Beaver Creek Farms has tiled 300-500 acres per year over the past 20-plus years, including some long-term rental land. They have another 400 acres to go and then will have everything tiled.

I asked Don what some of the myths about tile drainage. One of the biggest myths, he says, is that tile drainage fixes everything. With so much water in 2022, they experienced some crop loss on a few tiled fields. Their tile drainage system at 50 foot spacing and a 0.25 inch drainage coefficient might not be enough for some fields or some parts of fields, he says. Tile doesn’t prevent overland flooding. Beaver Creek Farms still does some surface ditching, which helps keep the infrastructure maintained and working properly.

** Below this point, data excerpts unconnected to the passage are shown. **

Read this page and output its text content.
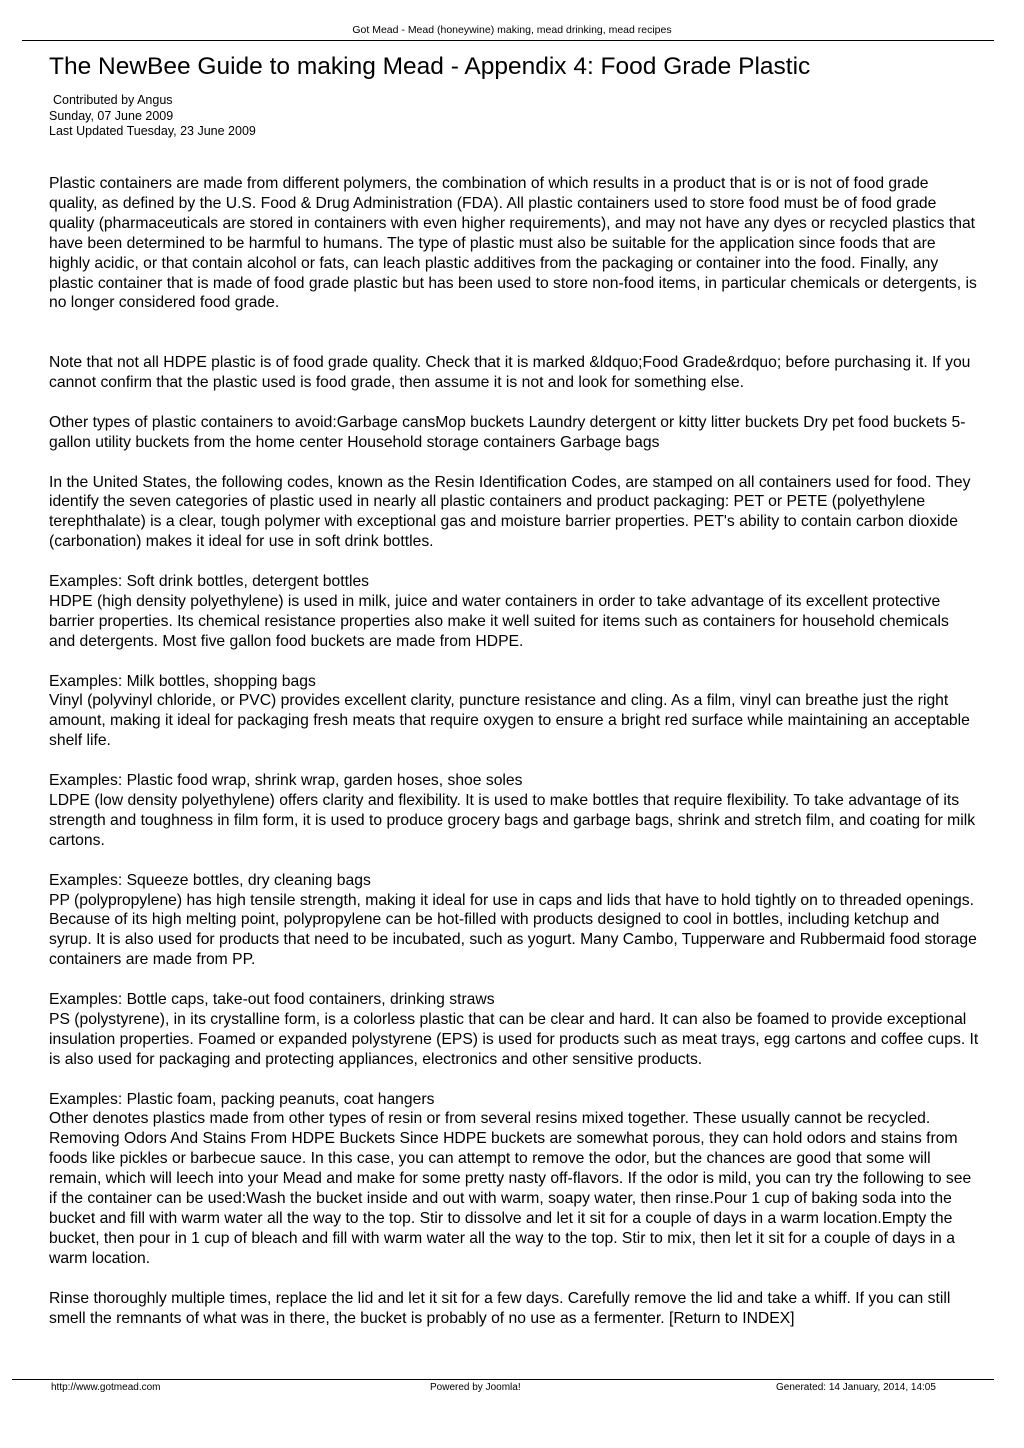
Got Mead - Mead (honeywine) making, mead drinking, mead recipes
The NewBee Guide to making Mead - Appendix 4: Food Grade Plastic
Contributed by Angus
Sunday, 07 June 2009
Last Updated Tuesday, 23 June 2009

Plastic containers are made from different polymers, the combination of which results in a product that is or is not of food grade quality, as defined by the U.S. Food & Drug Administration (FDA). All plastic containers used to store food must be of food grade quality (pharmaceuticals are stored in containers with even higher requirements), and may not have any dyes or recycled plastics that have been determined to be harmful to humans. The type of plastic must also be suitable for the application since foods that are highly acidic, or that contain alcohol or fats, can leach plastic additives from the packaging or container into the food. Finally, any plastic container that is made of food grade plastic but has been used to store non-food items, in particular chemicals or detergents, is no longer considered food grade.

Note that not all HDPE plastic is of food grade quality. Check that it is marked &ldquo;Food Grade&rdquo; before purchasing it. If you cannot confirm that the plastic used is food grade, then assume it is not and look for something else.

Other types of plastic containers to avoid:Garbage cansMop buckets Laundry detergent or kitty litter buckets Dry pet food buckets 5-gallon utility buckets from the home center Household storage containers Garbage bags

In the United States, the following codes, known as the Resin Identification Codes, are stamped on all containers used for food. They identify the seven categories of plastic used in nearly all plastic containers and product packaging: PET or PETE (polyethylene terephthalate) is a clear, tough polymer with exceptional gas and moisture barrier properties. PET's ability to contain carbon dioxide (carbonation) makes it ideal for use in soft drink bottles.

Examples: Soft drink bottles, detergent bottles

HDPE (high density polyethylene) is used in milk, juice and water containers in order to take advantage of its excellent protective barrier properties. Its chemical resistance properties also make it well suited for items such as containers for household chemicals and detergents. Most five gallon food buckets are made from HDPE.

Examples: Milk bottles, shopping bags

Vinyl (polyvinyl chloride, or PVC) provides excellent clarity, puncture resistance and cling. As a film, vinyl can breathe just the right amount, making it ideal for packaging fresh meats that require oxygen to ensure a bright red surface while maintaining an acceptable shelf life.

Examples: Plastic food wrap, shrink wrap, garden hoses, shoe soles

LDPE (low density polyethylene) offers clarity and flexibility. It is used to make bottles that require flexibility. To take advantage of its strength and toughness in film form, it is used to produce grocery bags and garbage bags, shrink and stretch film, and coating for milk cartons.

Examples: Squeeze bottles, dry cleaning bags

PP (polypropylene) has high tensile strength, making it ideal for use in caps and lids that have to hold tightly on to threaded openings. Because of its high melting point, polypropylene can be hot-filled with products designed to cool in bottles, including ketchup and syrup. It is also used for products that need to be incubated, such as yogurt. Many Cambo, Tupperware and Rubbermaid food storage containers are made from PP.

Examples: Bottle caps, take-out food containers, drinking straws

PS (polystyrene), in its crystalline form, is a colorless plastic that can be clear and hard. It can also be foamed to provide exceptional insulation properties. Foamed or expanded polystyrene (EPS) is used for products such as meat trays, egg cartons and coffee cups. It is also used for packaging and protecting appliances, electronics and other sensitive products.

Examples: Plastic foam, packing peanuts, coat hangers

Other denotes plastics made from other types of resin or from several resins mixed together. These usually cannot be recycled. Removing Odors And Stains From HDPE Buckets Since HDPE buckets are somewhat porous, they can hold odors and stains from foods like pickles or barbecue sauce. In this case, you can attempt to remove the odor, but the chances are good that some will remain, which will leech into your Mead and make for some pretty nasty off-flavors. If the odor is mild, you can try the following to see if the container can be used:Wash the bucket inside and out with warm, soapy water, then rinse.Pour 1 cup of baking soda into the bucket and fill with warm water all the way to the top. Stir to dissolve and let it sit for a couple of days in a warm location.Empty the bucket, then pour in 1 cup of bleach and fill with warm water all the way to the top. Stir to mix, then let it sit for a couple of days in a warm location.

Rinse thoroughly multiple times, replace the lid and let it sit for a few days. Carefully remove the lid and take a whiff. If you can still smell the remnants of what was in there, the bucket is probably of no use as a fermenter. [Return to INDEX]

http://www.gotmead.com	Powered by Joomla!	Generated: 14 January, 2014, 14:05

Beaver Creek Farms has seen the soil health benefits from tile drainage and how communities can grow when farms are healthy and able to support the economy with employment and opportunities. Investment in tile drainage might not win for you every year, Don says, but it will give you a chance, a better chance, to get a better crop.

My conversation with Don Wiebe helped me understand their goal to tile drain as much of their land as they could. Tile drainage is part of their overall plan of “foundational investment” in the health of the land. Land is the primary asset for a farm, for the short term and the long term.